The speaker of the House has a critical role in Congress. The United States Government Publishing Office notes key pieces of the speaker’s job description.

The speaker “maintains order, manages its [the House’s] proceedings, and governs the administration of its business”. Importantly, the speaker intends to conduct this job in an impartial manner to “protect the rights of the minority.”

Once elected, the speaker works as a sort of moderator, ensuring that the House runs smoothly and facilitating cooperation. In the event of gridlock, or a threat of a government shutdown, order and cooperation become critical.

Additionally, if a bill does come to the House floor, it is the speaker’s job to head the voting and passing of the bill. In the event that there is no speaker, an individual is elected speaker pro tempore as a temporary replacement until a new one is chosen.

The speaker of the House is elected by the majority party. In the current House of Representatives, the Republican Party has a 9-seat majority.

The process for electing a speaker begins when the majority party moves to select a nominee. There are no limits to who can be nominated for the position. Hypothetically, anyone can be chosen, even an individual who is not a member of Congress. This has never happened, but the possibility remains.

Once a nominee is selected, the majority party must cast a majority vote (more than 50% of the members) to formally push the nominee to the House floor. The minority party also selects a nominee for voting. Recently, Hakeem Jeffries received national attention as the Democratic nominee.
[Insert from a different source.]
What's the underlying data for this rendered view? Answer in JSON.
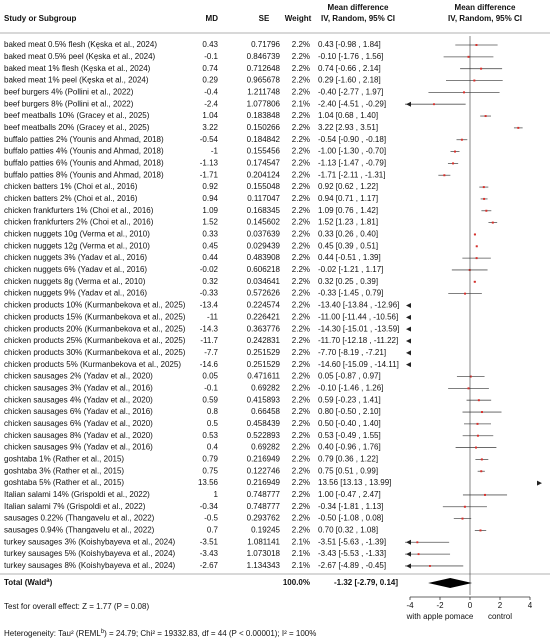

Once the nominees are formally pushed to the floor, the entire House must vote to determine who will be speaker. Sometimes this is just a formality. After all, if the majority party votes in unison, its nominee will automatically pass.

There have been exceptions. Recently, in the reelection for speaker, Representative Jim Jordan was nominated by the Republican Party. In the first round of voting, Jordan received 200 votes, while Jeffries received 212. Various other Republicans received the leftover Republican votes.

As such, neither Jordan nor Jeffries received a majority. Jeffries was close, but 212/433 available members is only 49%. When something like this happens, another round of voting must occur. In an extreme case, the election of Kevin McCarthy for speaker took 15 rounds of voting.